DOWN -- Politicians continue to debate who is to blame for the government shutdown as the impacts on real people begin to bubble to the surface. Despite the abysmal lack of cooperation and communication on Capitol Hill, which has closed national parks and monuments nationwide, the Four Corners Monument still was open this week providing tourists, some of whom had planned their vacations years in advance, an opportunity to experience the beauty of this region. That's because it's operated by the Navajo Nation Parks and Recreation Department. Thanks to the Nation for ensuring some tourists -- particularly those arriving here from other countries -- did not go home with only memories of barred entryways and closure signs.
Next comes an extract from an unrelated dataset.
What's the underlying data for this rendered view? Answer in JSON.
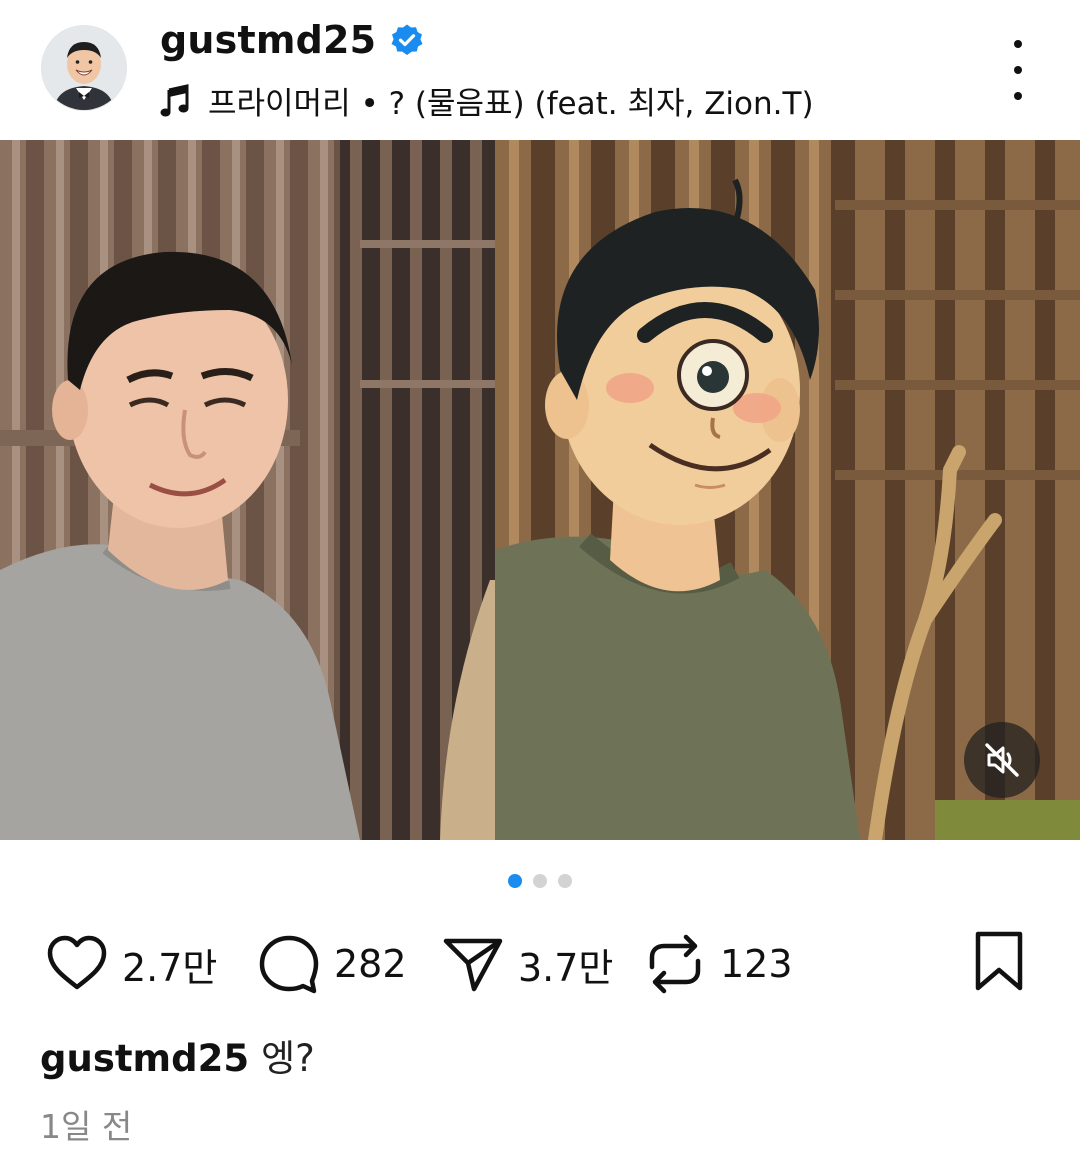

UP -- The Shiprock Chapter was ahead of the curve when it comes to dealing with the Navajo Nation's (and the region's) feral horse problem. Navajo Nation officials this week announced they were ending the horse roundups and reversing their public support for horse slaughter. This, apparently, followed talks with New Mexico Gov. Bill Richardson. Weeks ago, the Shiprock Chapter announced it was going its own way. Its members rejected roundups employing all-terrain-vehicles that terrify the horses and they rejected sending the captured horses to slaughter. But they didn't elect to ignore the problem. They are looking at gentler capture methods and the possibility of displaying the horses' skills to ranchers who often pay top dollar for quality horses. We said it before, we don't know whether the plan will work, but we support the chapter's efforts to find more humane approaches.
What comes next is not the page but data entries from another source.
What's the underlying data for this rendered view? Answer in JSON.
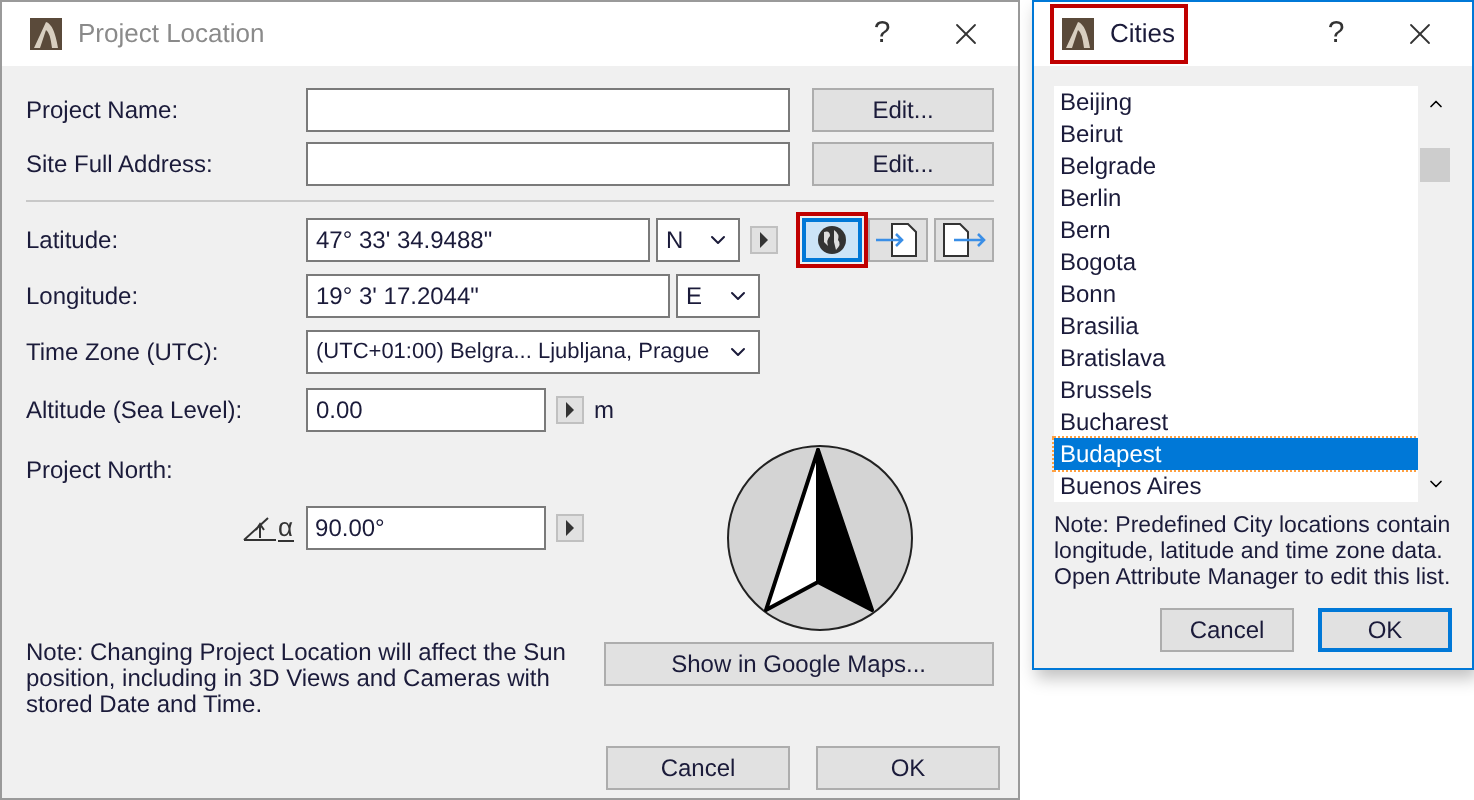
{
  "project_location": {
    "title": "Project Location",
    "help": "?",
    "project_name": {
      "label": "Project Name:",
      "button": "Edit..."
    },
    "site_address": {
      "label": "Site Full Address:",
      "button": "Edit..."
    },
    "latitude": {
      "label": "Latitude:",
      "value": "47° 33' 34.9488\"",
      "hemisphere": "N"
    },
    "longitude": {
      "label": "Longitude:",
      "value": "19° 3' 17.2044\"",
      "hemisphere": "E"
    },
    "tools": [
      {
        "kind": "globe",
        "highlighted": true
      },
      {
        "kind": "import",
        "highlighted": false
      },
      {
        "kind": "export",
        "highlighted": false
      }
    ],
    "time_zone": {
      "label": "Time Zone (UTC):",
      "value": "(UTC+01:00) Belgra... Ljubljana, Prague"
    },
    "altitude": {
      "label": "Altitude (Sea Level):",
      "value": "0.00",
      "unit": "m"
    },
    "project_north": {
      "label": "Project North:",
      "symbol": "α",
      "value": "90.00°"
    },
    "note": "Note: Changing Project Location will affect the Sun position, including in 3D Views and Cameras with stored Date and Time.",
    "map_button": "Show in Google Maps...",
    "buttons": [
      "Cancel",
      "OK"
    ]
  },
  "cities": {
    "title": "Cities",
    "title_highlighted": true,
    "help": "?",
    "items": [
      {
        "label": "Beijing",
        "selected": false
      },
      {
        "label": "Beirut",
        "selected": false
      },
      {
        "label": "Belgrade",
        "selected": false
      },
      {
        "label": "Berlin",
        "selected": false
      },
      {
        "label": "Bern",
        "selected": false
      },
      {
        "label": "Bogota",
        "selected": false
      },
      {
        "label": "Bonn",
        "selected": false
      },
      {
        "label": "Brasilia",
        "selected": false
      },
      {
        "label": "Bratislava",
        "selected": false
      },
      {
        "label": "Brussels",
        "selected": false
      },
      {
        "label": "Bucharest",
        "selected": false
      },
      {
        "label": "Budapest",
        "selected": true
      },
      {
        "label": "Buenos Aires",
        "selected": false
      }
    ],
    "note": "Note: Predefined City locations contain longitude, latitude and time zone data. Open Attribute Manager to edit this list.",
    "buttons": [
      {
        "label": "Cancel",
        "default": false
      },
      {
        "label": "OK",
        "default": true
      }
    ]
  }
}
DOWN -- Unfortunately we'll be revisiting this story in the coming months. A shootout on Hopi Street involving at least three armed people left only one person dead, 40-year-old Christopher Valdez, who reportedly ran toward the incident intending to help. The two men who started the deadly incident pleaded "not guilty" this week to murder, attempted murder, consiracy to commit murder and other charges. But prosecutors say they will have to drop the murder charge if there is not enough evidence to prove one of the two fired the fatal shot. It's possible the man they were shooting at killed Valdez when shot back in self defense. In some states, people who start a confrontation that turns deadly can be charged with homicide whether a member of that group directly caused the death or not. That's not the law in New Mexico. We think that law should be reexamined.
DOWN -- Tweeti and Linn Blancett have been fighting a battle over industrial pollution for more than a decade. They say leaks from gasoline storage tanks at a nearby filling station have poisoned the ground under their property, which is where they operate the Step Back Inn in Aztec. The contamination apparently started in 1992 when the site was owned by the Dial Oil Company. It was purchased by Western Refining in 2007. The state stepped in, but only did a partial cleanup. Western Refining officials met with the Blancetts to discuss a settlement. One of their conditions, according to an email provided by Tweeti Blancett to The Daily Times, was that the couple would not speak publicly about the case. That kind of behavior always makes us suspicious. Western Refining wouldn't comment for our story because of pending legal actions. We understand Western Refining inherited this problem, but that doesn't make it any less their responsibility. We hope the company does the right thing.
UP -- We are happy to see a Microtel Inn & Suites opening in Aztec. The hotel is positioned to take advantage of traffic coming up from Albuquerque and down from Durango. Some of the first guests at the hotel might have been attending the Aztec Highland Games and Celtic Music Festival or the Northern Navajo Nation Fair. The hotel offers easy access to historic downtown Aztec and to the Aztec Ruins National Monument. Hotel guests also are expected to find some of the fine restaurants in the area and make use of other services. We are hopeful the potential boost to a depressed regional economy will be part of a soon-to-come revival.